Acrylic and colored pencil on paper
Framed(dimensions are of artwork only)
15″ × 12″

Tran Nguyen
Born in Vietnam, Tran Nguyen emigrated to the US with her family at the age of three. She completed a BFA at the Savannah College of Art and Design in Georgia. Interested in exploring the psychologically evocative potential of the surreal, she channels visual dreamscapes as a therapeutic means of investigating the mind’s potential to heal through imagery. Her practice is drawing-based with graphite and pencil figuring prominently in her works on panel as well as on paper. Delicate and softly diffused, highly detailed figurative elements in the works are set against expanses of vaguely defined space.

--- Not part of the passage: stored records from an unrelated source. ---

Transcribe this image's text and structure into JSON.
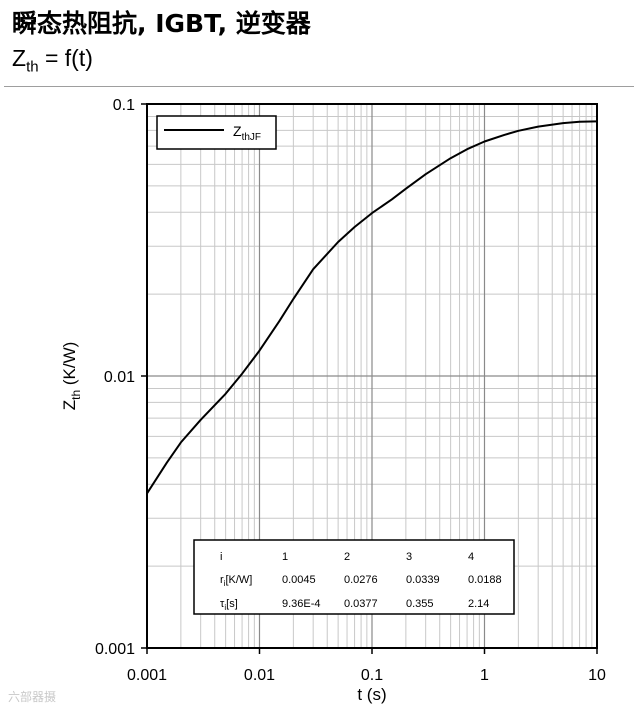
{
  "header": {
    "title": "瞬态热阻抗, IGBT, 逆变器",
    "subtitle_main": "Z",
    "subtitle_sub": "th",
    "subtitle_rest": " = f(t)"
  },
  "watermark": "六部器摄",
  "chart_data": {
    "type": "line",
    "xscale": "log",
    "yscale": "log",
    "xlim": [
      0.001,
      10
    ],
    "ylim": [
      0.001,
      0.1
    ],
    "xlabel": "t (s)",
    "ylabel_main": "Z",
    "ylabel_sub": "th",
    "ylabel_rest": " (K/W)",
    "xticks": [
      "0.001",
      "0.01",
      "0.1",
      "1",
      "10"
    ],
    "yticks": [
      "0.001",
      "0.01",
      "0.1"
    ],
    "grid": true,
    "legend_position": "top-left",
    "series": [
      {
        "name_main": "Z",
        "name_sub": "thJF",
        "color": "#000000",
        "x": [
          0.001,
          0.0015,
          0.002,
          0.003,
          0.005,
          0.007,
          0.01,
          0.015,
          0.02,
          0.03,
          0.05,
          0.07,
          0.1,
          0.15,
          0.2,
          0.3,
          0.5,
          0.7,
          1,
          1.5,
          2,
          3,
          5,
          7,
          10
        ],
        "y": [
          0.0037,
          0.0048,
          0.0057,
          0.0069,
          0.0086,
          0.0102,
          0.0124,
          0.0159,
          0.0192,
          0.0247,
          0.0311,
          0.0353,
          0.0397,
          0.0446,
          0.0488,
          0.0552,
          0.0632,
          0.0682,
          0.0728,
          0.077,
          0.0797,
          0.0826,
          0.0851,
          0.086,
          0.0863
        ]
      }
    ],
    "table": {
      "header": [
        "i",
        "1",
        "2",
        "3",
        "4"
      ],
      "rows": [
        {
          "label_main": "r",
          "label_sub": "i",
          "label_rest": "[K/W]",
          "values": [
            "0.0045",
            "0.0276",
            "0.0339",
            "0.0188"
          ]
        },
        {
          "label_main": "τ",
          "label_sub": "i",
          "label_rest": "[s]",
          "values": [
            "9.36E-4",
            "0.0377",
            "0.355",
            "2.14"
          ]
        }
      ]
    }
  }
}
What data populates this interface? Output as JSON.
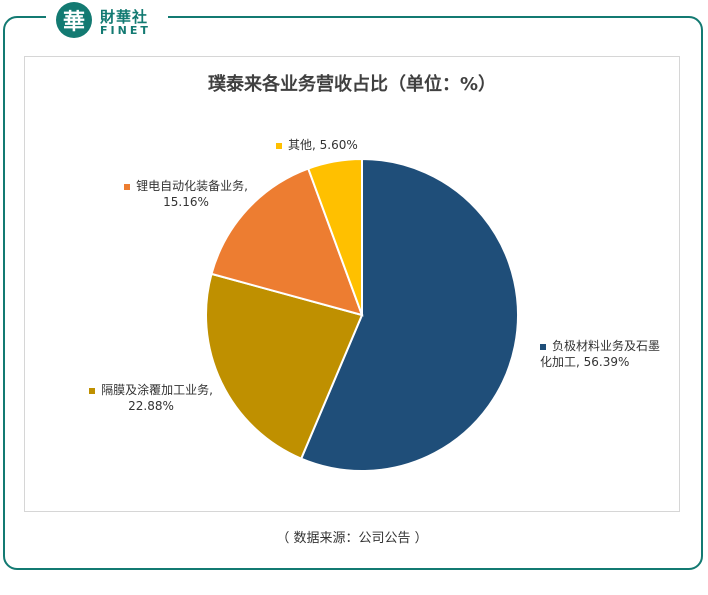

Playing with shifts in scale and context, Nguyen allows her powers of free association to shape and turn her shadowy worlds.


 

Wiley Wallace
“Field Recording”
Acrylic on panel
18″ × 18″

Wiley Wallace
Wiley Wallace completed a BFA in intermedia arts at Arizona State University and an MFA from University of California, Santa Barbara. A painter with a metaphysical interest in surreal worlds and pseudo-science fiction themes, Wallace often depicts his own children as protagonists on the edge of unknown universes. At times eerie and even grotesque and others understated and subtle, his works combine a dizzying array of visual devices to denote suspension, transition, or immersion in alternate realities. At times realistic depictions deliquesce into abstract blurs of bright colors, while at others subtle apparitions make their way into otherwise unassuming everyday scenes. His ambiguous depictions feel like personal meditations on mortality, the existence, and dissolution of boundaries, and the presence, whether literal or philosophical, of worlds beyond.